Aviatrix CEO Doug Merritt and Enterprise Strategy Group Principal Analyst John Grady will join forces on July 31 to discuss how CNSF enables enterprises to close their most dangerous security blind spots. Save your seat at https://pages.aviatrix.com/webinar-cloud-native-security-fabric.html. Security veteran Tom Pageler will also join Aviatrix for a webinar on August 5 to discuss key findings of the report. Register at https://pages.aviatrix.com/webinar-industry-survey-cloud-network-security.html.
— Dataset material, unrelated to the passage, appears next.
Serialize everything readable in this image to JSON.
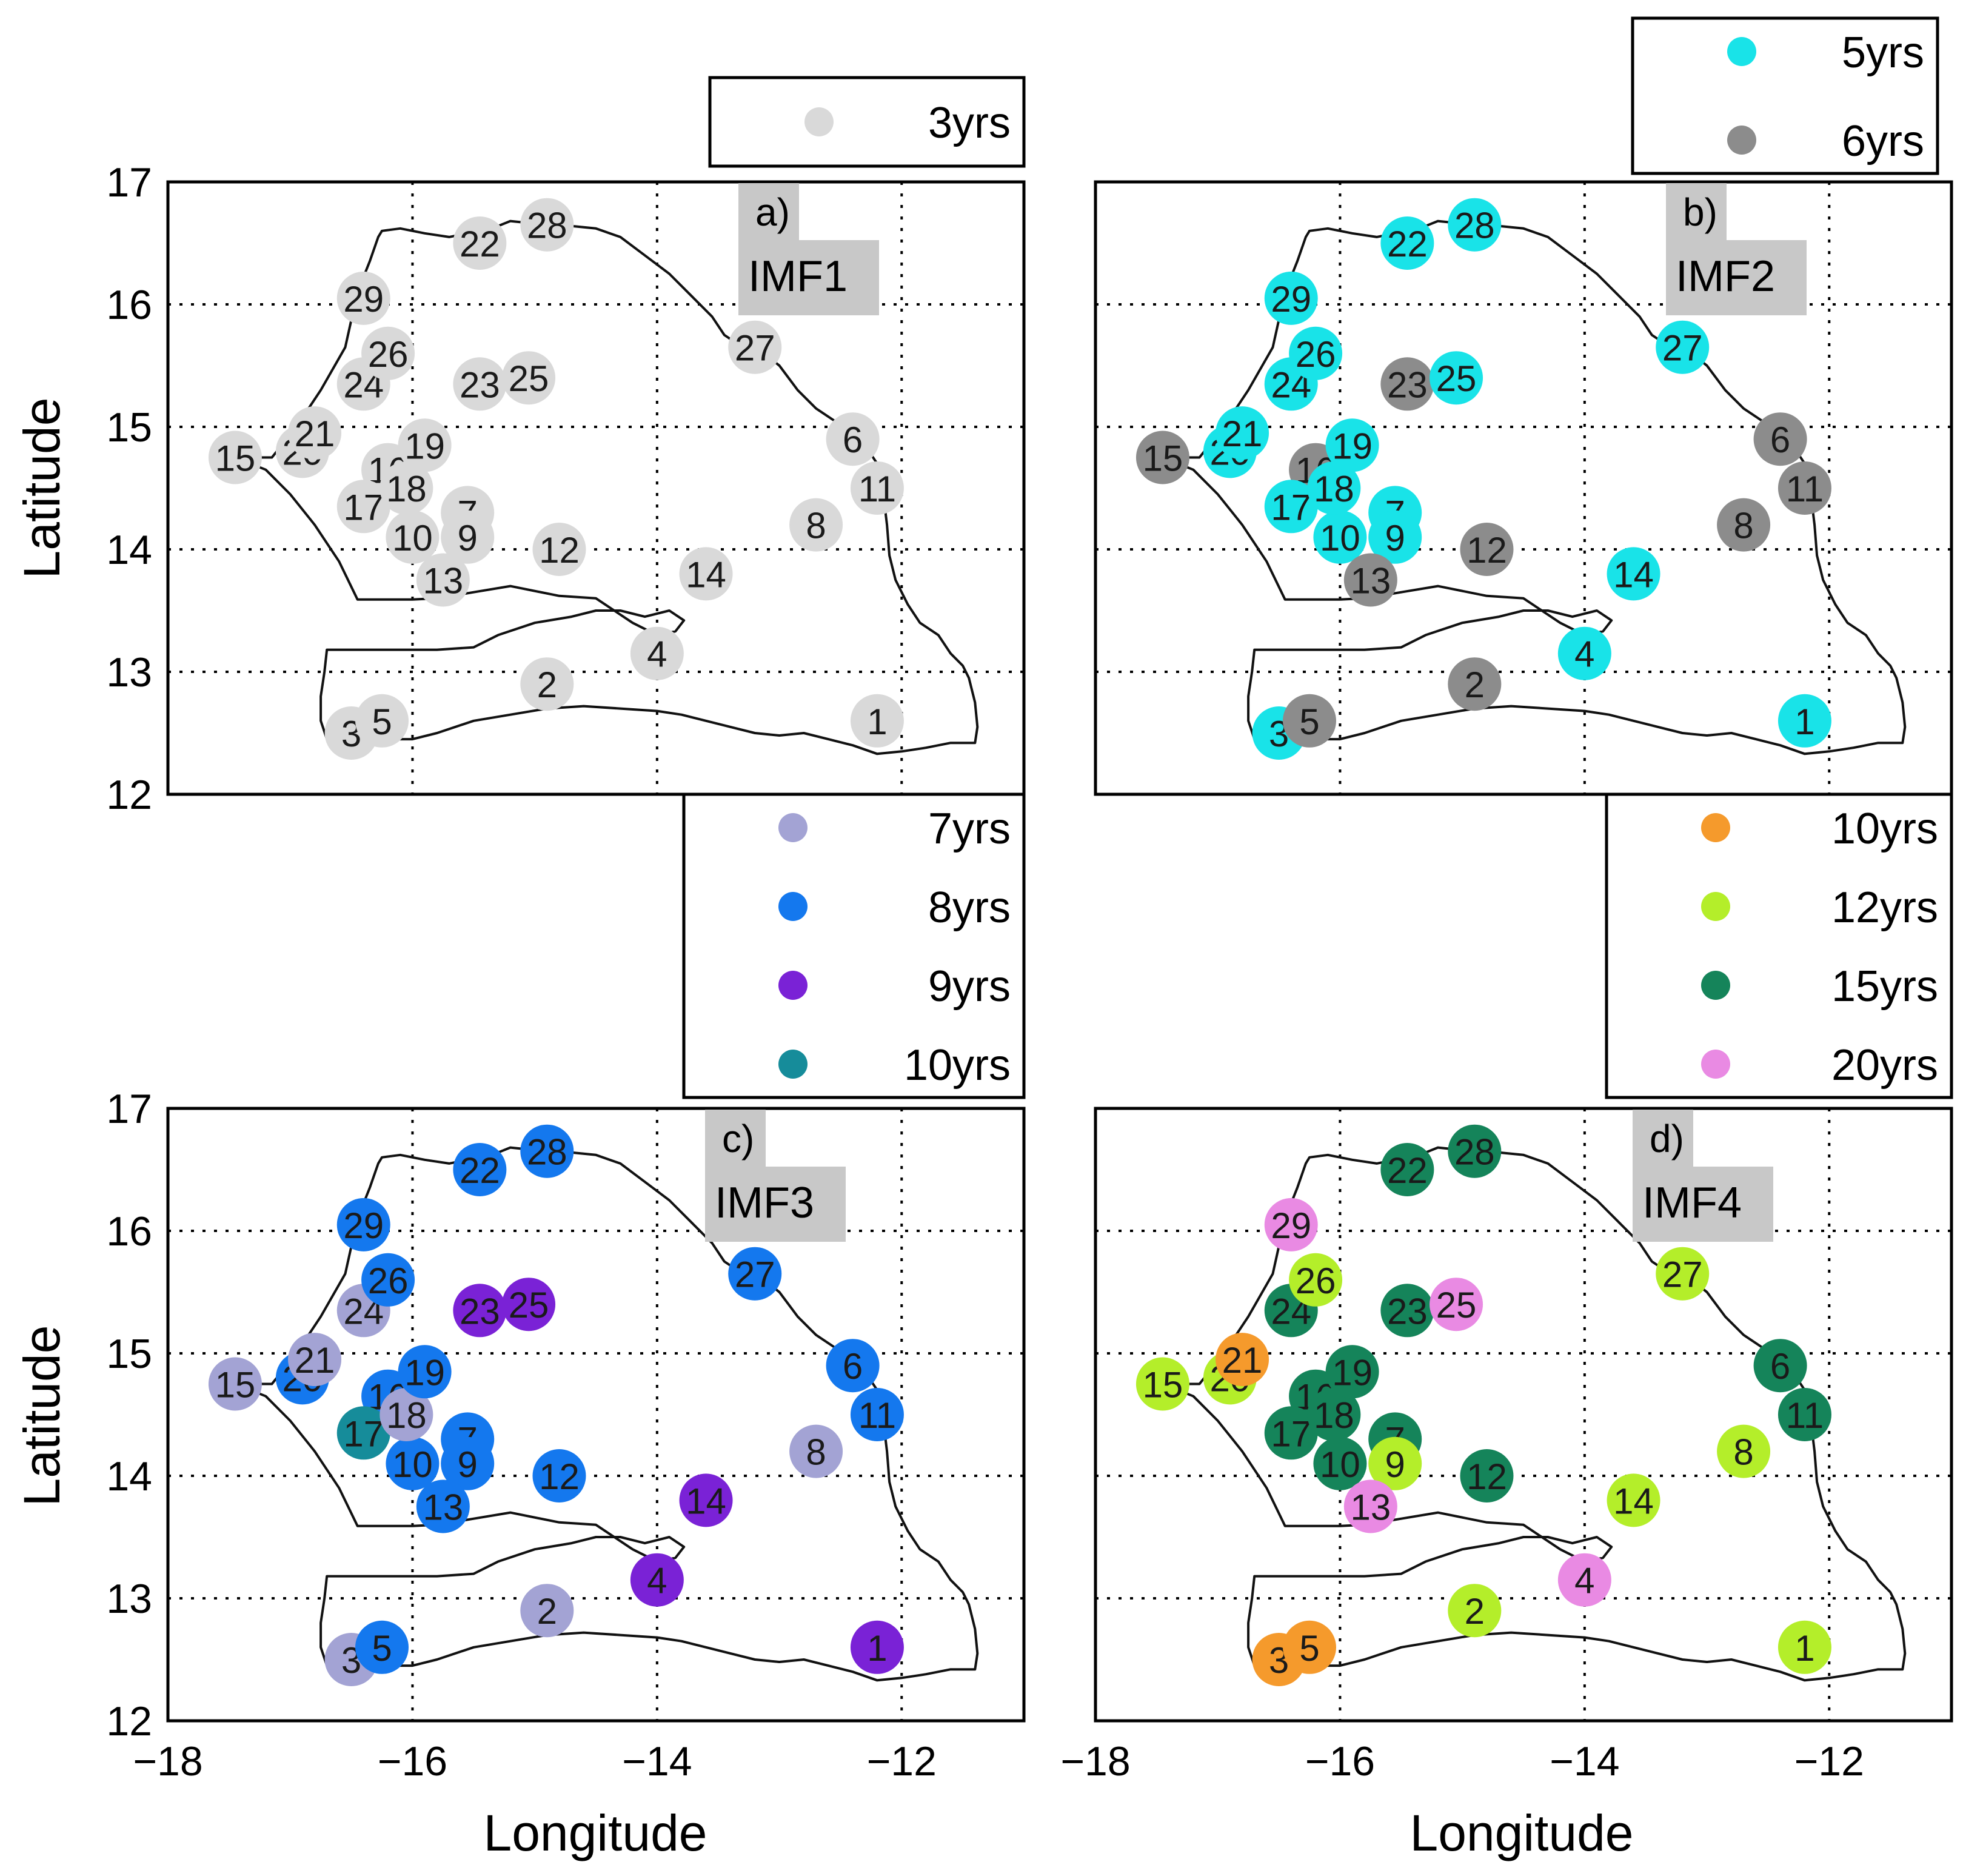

For a complete copy of "The State of Cloud Network Security: 2025," visit https://pages.aviatrix.com/report-industry-survey-2025.html. Learn more about Aviatrix Cloud Native Security Fabric at aviatrix.com.
About Aviatrix
Aviatrix® is the cloud network security company trusted by more than 500 of the world’s leading enterprises. As cloud infrastructures become more complex and costly, the Aviatrix Cloud Network Security platform gives companies back the power, control, security, and simplicity they need to modernize their cloud strategies. Aviatrix is the only secure networking solution built specifically for the cloud, that ensures companies are ready for AI and what’s next. Combined with the Aviatrix Certified Engineer (ACE) Program, the industry’s leading secure multicloud networking certification, Aviatrix unites cloud, networking, and security teams and unlocks greater potential across any cloud.